I wondered how many underground factories the Nazis had during WWll because this one, Seegrotte, reminded me very much of the one on the Channel Island of Jersey which I’d visited a few years ago, right down to the misuse of the prisoners working there.
It wasn’t all about the fuselage factory though: we learned something about the original miners and their work in the 19th century. The original railway tracks on which the horse-drawn wagons moved the goods, still run along the floor. We were introduced to the life of the miners as the guide pointed out the niches in the walls displaying models of the horses, artifacts and tools which gave an idea of the mining techniques and of the life they led in those days.
We passed stables that once housed up to 25 horses, horses intentionally blinded before they worked the mines to make them easier to control in the dark bowels of the earth. The shock of the blinding of the horses was followed by tales of more brutality. Of the more than 2,000 slave labourers and others from nearby concentration camps who worked in these damp, dark caves, only a few survived.
From further research carried out on my return home and some information I gleaned at the Third Man Museum in Vienna I learned that in the last months of the war, the remaining inmates were forced on a 200 km-long march to Mauthausen concentration camp. Many of these were Austrian Jewish citizens and 51 of them were killed by the SS with gasoline injections before the march began. Few of the remainder survived.
The 18th century miners had a particular devotion to St. Barbara and we were shown a large room with candles and a religious icon, one of several Catholic shrines to the saint within the mine. The Vienna Boys Choir occasionally sings there and apparently up to 2,000 people attend the concert (by coincidence about the same number as that of the prisoners who worked in the mine). A monument honouring the massacred men was erected in 1998 and has a place near the Saint Barbara shrine. The Holocaust Memorial on the former site of the concentration camp marks the site of the mass grave of these 51 slave labourers executed by the Nazis.*

I almost forgot. The main reason for visiting this cave, the Seegrotte, was to take the trip on the lake on which was anchored the golden dragon boat used in the 1993 “Three Musketeers” movie which was shot here. We took the 20 minute glide across the Lake (but not in the Three Musketeers boat much to the disappointment of one little boy) lit by the soft glow of the cave lamps as the guide pointed out the wall through which the water had come back in 1912, and answered a few innocuous questions. The lake is placid and pure and we drifted in and out of ‘rooms’, skirting overhanging roofs, lulled by the silence and the magic that caves and water always produce.
The stories I’d just learned took something away from the trip. I think it’s probably an age thing as no one else seemed at all put out by it. Although it was enjoyable, I just felt it was a long way away from Tales from the Vienna Woods birdsong and waltzes. It certainly dispelled the sweetness of the Strudl and Strauss I’d been indulging in over the past three days.

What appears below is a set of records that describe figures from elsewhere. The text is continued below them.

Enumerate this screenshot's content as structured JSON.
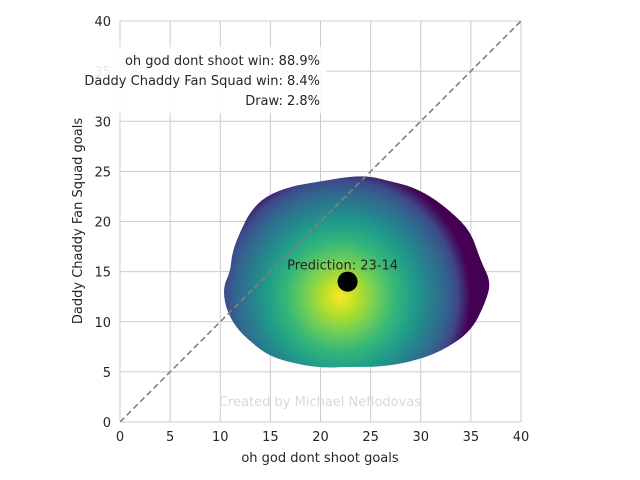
{
  "chart_data": {
    "type": "heatmap",
    "xlabel": "oh god dont shoot goals",
    "ylabel": "Daddy Chaddy Fan Squad goals",
    "xlim": [
      0,
      40
    ],
    "ylim": [
      0,
      40
    ],
    "xticks": [
      "0",
      "5",
      "10",
      "15",
      "20",
      "25",
      "30",
      "35",
      "40"
    ],
    "yticks": [
      "0",
      "5",
      "10",
      "15",
      "20",
      "25",
      "30",
      "35",
      "40"
    ],
    "grid": true,
    "diagonal_line": {
      "from": [
        0,
        0
      ],
      "to": [
        40,
        40
      ],
      "style": "dashed",
      "color": "#808080"
    },
    "density": {
      "colormap": "viridis",
      "center": [
        22,
        12.5
      ],
      "boundary": [
        [
          22.5,
          5.5
        ],
        [
          26,
          5.5
        ],
        [
          29,
          6
        ],
        [
          32,
          7
        ],
        [
          35,
          9
        ],
        [
          36.5,
          12
        ],
        [
          37,
          14
        ],
        [
          36,
          16
        ],
        [
          35,
          19
        ],
        [
          33,
          21
        ],
        [
          31,
          22.5
        ],
        [
          29,
          23.5
        ],
        [
          27,
          24
        ],
        [
          25,
          24.5
        ],
        [
          23,
          24.5
        ],
        [
          20,
          24
        ],
        [
          17,
          23.5
        ],
        [
          14.5,
          22.5
        ],
        [
          13,
          21
        ],
        [
          12,
          19
        ],
        [
          11.2,
          17
        ],
        [
          11,
          15
        ],
        [
          10.3,
          13.5
        ],
        [
          10.5,
          11.5
        ],
        [
          11.5,
          9.5
        ],
        [
          13,
          8
        ],
        [
          15,
          6.5
        ],
        [
          18,
          5.7
        ],
        [
          20.5,
          5.4
        ]
      ]
    },
    "prediction_point": {
      "x": 22.7,
      "y": 14,
      "label": "Prediction: 23-14",
      "color": "#000000"
    },
    "annotations": [
      "oh god dont shoot win: 88.9%",
      "Daddy Chaddy Fan Squad win: 8.4%",
      "Draw: 2.8%"
    ],
    "watermark": "Created by Michael Nefiodovas"
  }
}
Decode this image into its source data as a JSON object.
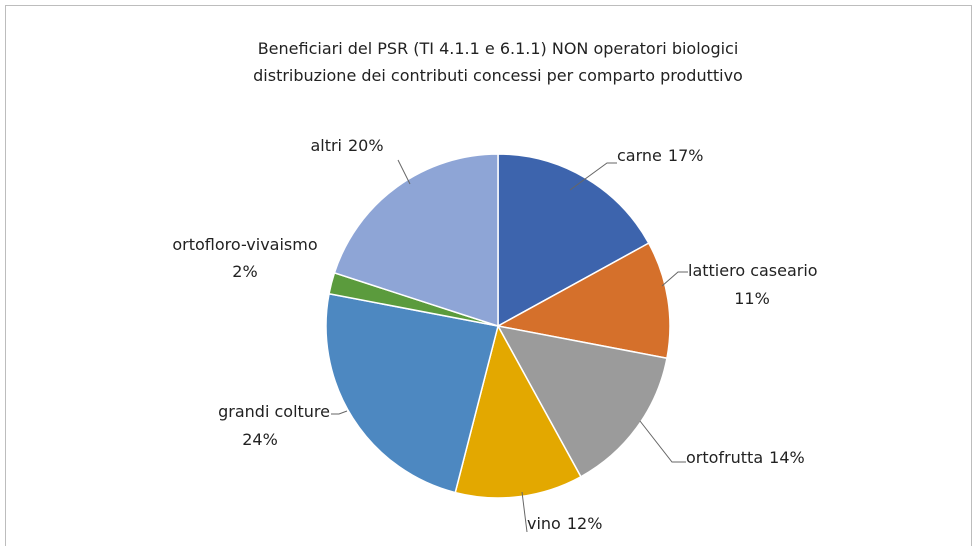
{
  "chart_data": {
    "type": "pie",
    "title": [
      "Beneficiari del PSR  (TI 4.1.1 e 6.1.1) NON operatori biologici",
      "distribuzione dei contributi concessi per comparto produttivo"
    ],
    "categories": [
      "carne",
      "lattiero caseario",
      "ortofrutta",
      "vino",
      "grandi colture",
      "ortofloro-vivaismo",
      "altri"
    ],
    "values": [
      17,
      11,
      14,
      12,
      24,
      2,
      20
    ],
    "value_labels": [
      "17%",
      "11%",
      "14%",
      "12%",
      "24%",
      "2%",
      "20%"
    ],
    "colors": [
      "#3d64ad",
      "#d5702b",
      "#9b9b9b",
      "#e3a800",
      "#4d88c1",
      "#5b9b3d",
      "#8ea5d6"
    ]
  }
}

Postscript: The mine closed in Spring 1945 by which time the Nazi prison workers had produced 198 fuselages which had been sent to the Vienna International Airport in Schwechat to be assembled. As WW2 came to an end, the Nazis tried to destroy the entire underground factory but they only managed to destroy the water removal pumps. Without the water being pumped out the mine quickly flooded again.
In Spring 1949, it reopened to the public as Seegrotte, the boat trips started then and continue to this day as a major attraction in the Vienna Woods.
* The WW2 holocaust memorial is located on Johannesstrasse, a few blocks from the Seegrotte.